On the same line as communication, phoning home doesn’t have to be expensive. In some countries, internet is relatively cheap so use Skype on your mobile to phone home instead of minutes on your plan. Wi-Fi + Skype = perfect. Skype to Skype calls are even free, imagine that. If you’re coming from America, signup for Google Voice and use that to text back home, it won’t cost them or you any extra money (except for some data on your end but it’s minimal and worth it). Ideally, Skype on a computer is best so you can see each other too.

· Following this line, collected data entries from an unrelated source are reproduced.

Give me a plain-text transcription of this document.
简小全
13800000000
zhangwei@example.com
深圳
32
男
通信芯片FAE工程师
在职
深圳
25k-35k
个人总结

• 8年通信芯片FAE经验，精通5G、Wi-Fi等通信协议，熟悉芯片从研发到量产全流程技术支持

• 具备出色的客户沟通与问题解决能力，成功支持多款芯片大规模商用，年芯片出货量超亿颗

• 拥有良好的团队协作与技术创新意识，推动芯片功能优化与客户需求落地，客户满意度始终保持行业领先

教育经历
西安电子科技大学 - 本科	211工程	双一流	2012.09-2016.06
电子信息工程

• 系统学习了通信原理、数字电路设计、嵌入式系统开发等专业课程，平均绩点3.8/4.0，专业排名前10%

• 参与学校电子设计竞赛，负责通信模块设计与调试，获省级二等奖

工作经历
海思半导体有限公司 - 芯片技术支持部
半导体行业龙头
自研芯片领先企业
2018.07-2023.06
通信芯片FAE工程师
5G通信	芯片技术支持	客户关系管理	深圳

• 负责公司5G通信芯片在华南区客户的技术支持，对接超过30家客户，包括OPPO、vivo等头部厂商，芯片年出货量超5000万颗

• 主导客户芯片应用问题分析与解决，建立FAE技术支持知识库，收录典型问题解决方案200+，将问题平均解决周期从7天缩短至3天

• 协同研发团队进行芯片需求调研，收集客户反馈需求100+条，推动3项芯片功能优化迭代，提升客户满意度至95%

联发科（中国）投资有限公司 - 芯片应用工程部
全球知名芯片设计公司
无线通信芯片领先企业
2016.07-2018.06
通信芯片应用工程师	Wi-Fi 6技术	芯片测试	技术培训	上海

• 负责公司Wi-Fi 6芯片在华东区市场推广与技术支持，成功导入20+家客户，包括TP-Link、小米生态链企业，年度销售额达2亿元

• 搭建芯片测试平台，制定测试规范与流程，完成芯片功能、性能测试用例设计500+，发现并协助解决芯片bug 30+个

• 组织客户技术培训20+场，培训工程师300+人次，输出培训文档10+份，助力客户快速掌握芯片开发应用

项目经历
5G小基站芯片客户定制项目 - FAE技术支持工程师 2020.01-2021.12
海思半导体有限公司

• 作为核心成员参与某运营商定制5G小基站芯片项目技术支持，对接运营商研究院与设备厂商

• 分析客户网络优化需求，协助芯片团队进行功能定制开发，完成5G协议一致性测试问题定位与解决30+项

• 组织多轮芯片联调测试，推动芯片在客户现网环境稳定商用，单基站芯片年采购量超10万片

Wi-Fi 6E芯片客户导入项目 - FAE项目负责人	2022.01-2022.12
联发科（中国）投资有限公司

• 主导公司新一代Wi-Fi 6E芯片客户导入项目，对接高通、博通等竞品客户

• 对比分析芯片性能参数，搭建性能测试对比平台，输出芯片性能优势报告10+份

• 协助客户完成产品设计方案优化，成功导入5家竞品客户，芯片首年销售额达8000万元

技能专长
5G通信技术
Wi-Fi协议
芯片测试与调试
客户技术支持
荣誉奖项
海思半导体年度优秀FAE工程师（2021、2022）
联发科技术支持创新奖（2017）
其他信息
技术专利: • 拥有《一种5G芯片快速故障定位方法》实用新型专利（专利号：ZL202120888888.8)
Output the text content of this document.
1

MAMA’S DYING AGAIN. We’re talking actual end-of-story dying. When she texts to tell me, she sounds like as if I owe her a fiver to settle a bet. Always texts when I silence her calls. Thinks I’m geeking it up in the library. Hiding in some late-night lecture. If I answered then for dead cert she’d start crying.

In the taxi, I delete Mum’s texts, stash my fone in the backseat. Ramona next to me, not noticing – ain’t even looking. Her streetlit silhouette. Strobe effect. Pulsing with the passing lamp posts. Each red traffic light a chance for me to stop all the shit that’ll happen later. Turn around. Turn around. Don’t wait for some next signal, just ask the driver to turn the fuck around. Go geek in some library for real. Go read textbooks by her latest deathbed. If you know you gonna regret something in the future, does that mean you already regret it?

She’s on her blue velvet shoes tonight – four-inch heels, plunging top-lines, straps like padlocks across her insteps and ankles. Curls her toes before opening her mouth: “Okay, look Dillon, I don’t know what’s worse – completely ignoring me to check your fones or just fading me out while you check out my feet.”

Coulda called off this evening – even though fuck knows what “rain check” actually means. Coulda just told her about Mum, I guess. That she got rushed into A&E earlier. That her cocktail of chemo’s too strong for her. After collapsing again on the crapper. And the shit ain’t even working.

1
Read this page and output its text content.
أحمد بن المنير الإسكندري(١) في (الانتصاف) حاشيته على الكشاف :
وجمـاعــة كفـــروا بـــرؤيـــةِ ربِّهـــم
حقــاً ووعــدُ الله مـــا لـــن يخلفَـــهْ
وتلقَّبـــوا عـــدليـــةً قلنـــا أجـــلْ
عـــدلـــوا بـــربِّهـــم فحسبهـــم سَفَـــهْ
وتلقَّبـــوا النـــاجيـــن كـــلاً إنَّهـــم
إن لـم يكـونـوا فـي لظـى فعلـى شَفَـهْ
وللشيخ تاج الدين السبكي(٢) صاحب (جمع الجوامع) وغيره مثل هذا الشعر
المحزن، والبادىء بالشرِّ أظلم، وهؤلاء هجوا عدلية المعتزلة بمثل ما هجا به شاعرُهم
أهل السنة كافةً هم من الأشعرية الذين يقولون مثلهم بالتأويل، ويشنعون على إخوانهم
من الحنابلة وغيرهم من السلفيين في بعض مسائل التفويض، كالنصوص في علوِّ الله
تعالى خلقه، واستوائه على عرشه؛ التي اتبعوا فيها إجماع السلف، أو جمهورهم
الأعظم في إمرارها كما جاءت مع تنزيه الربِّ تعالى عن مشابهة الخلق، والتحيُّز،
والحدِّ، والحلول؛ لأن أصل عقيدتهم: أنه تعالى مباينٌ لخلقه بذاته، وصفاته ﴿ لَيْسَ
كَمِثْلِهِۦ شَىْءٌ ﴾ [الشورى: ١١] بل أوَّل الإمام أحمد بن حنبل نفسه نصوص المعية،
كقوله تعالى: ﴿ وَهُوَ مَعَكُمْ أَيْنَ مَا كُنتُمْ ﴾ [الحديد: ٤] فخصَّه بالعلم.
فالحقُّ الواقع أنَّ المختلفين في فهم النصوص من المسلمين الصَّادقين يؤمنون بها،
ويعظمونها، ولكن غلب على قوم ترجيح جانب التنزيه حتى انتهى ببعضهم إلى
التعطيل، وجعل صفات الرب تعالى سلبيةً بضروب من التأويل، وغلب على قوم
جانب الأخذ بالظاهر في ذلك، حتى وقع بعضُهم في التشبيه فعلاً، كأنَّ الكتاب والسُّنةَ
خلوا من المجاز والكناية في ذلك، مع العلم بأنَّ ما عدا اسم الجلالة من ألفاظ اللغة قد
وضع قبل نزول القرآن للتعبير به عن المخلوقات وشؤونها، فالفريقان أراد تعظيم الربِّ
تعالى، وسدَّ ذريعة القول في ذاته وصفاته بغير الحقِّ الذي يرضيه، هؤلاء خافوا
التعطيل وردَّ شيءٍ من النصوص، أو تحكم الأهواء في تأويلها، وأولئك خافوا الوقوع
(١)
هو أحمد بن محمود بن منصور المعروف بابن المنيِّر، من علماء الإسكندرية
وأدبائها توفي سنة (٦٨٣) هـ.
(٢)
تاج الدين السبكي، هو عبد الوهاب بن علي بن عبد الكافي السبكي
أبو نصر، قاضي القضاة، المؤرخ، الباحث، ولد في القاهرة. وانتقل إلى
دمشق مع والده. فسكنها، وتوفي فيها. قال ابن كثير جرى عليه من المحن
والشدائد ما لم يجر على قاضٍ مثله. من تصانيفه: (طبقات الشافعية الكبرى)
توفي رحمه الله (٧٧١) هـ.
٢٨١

Humans are social creatures and contrary to popular belief, most people are welcoming of Americans, they just hate our government, like us! Don’t make assumptions about other cultures and if you do, keep them to yourself. Hitler was a long time ago so don’t heil the Germans! There are a few things about socializing however that you need to keep in mind but I will cover those in another post.

Finding Work
Finding work in another country can be easy or it can be the most difficult thing you have ever done. Sometimes you just have to be in the right place at the right time, and other times, you need to work to find work. Start at the hostel you are staying at, they usually have leads or know people looking for day laborers. Check GumTree, Seek, Indeed and local recruiting offices. In some countries (like Australia) you need to be licensed to serve liquor, work where there are gambling machines or even to swing a hammer (I’m not kidding). Look for jobs before leaving if at all possible in your field of study/talent.

I have met my share of stinky people unfortunately so I cannot stress enough how important it is to bathe daily, brush your teeth, wash your clothes and wear deodorant. This helps your social life as well. If you notice people moving away from you or avoiding you, chances are you reek and need to take appropriate action. At a bare minimum, always pack soap, deodorant, a towel and a washcloth. However if people are still avoiding you and you know you don’t stink, stop being a jackass.

Have fun! Not everything is about finding that job, sometimes you need to let go and remember you are in a different country. Don’t get too caught up with work or partying at the hostel. Get out and see the sights, do actual tourist things once in a while. If all you have smelled in the past 24 hours is funny odors, smoke and booze, it’s time to leave the hostel.

Obviously there is more than what I have mentioned here and so much more detail as well. These are simply the basics, stuff to always keep in the back of your mind when you are preparing for your next adventure. I will be posting more about each section in greater detail soon.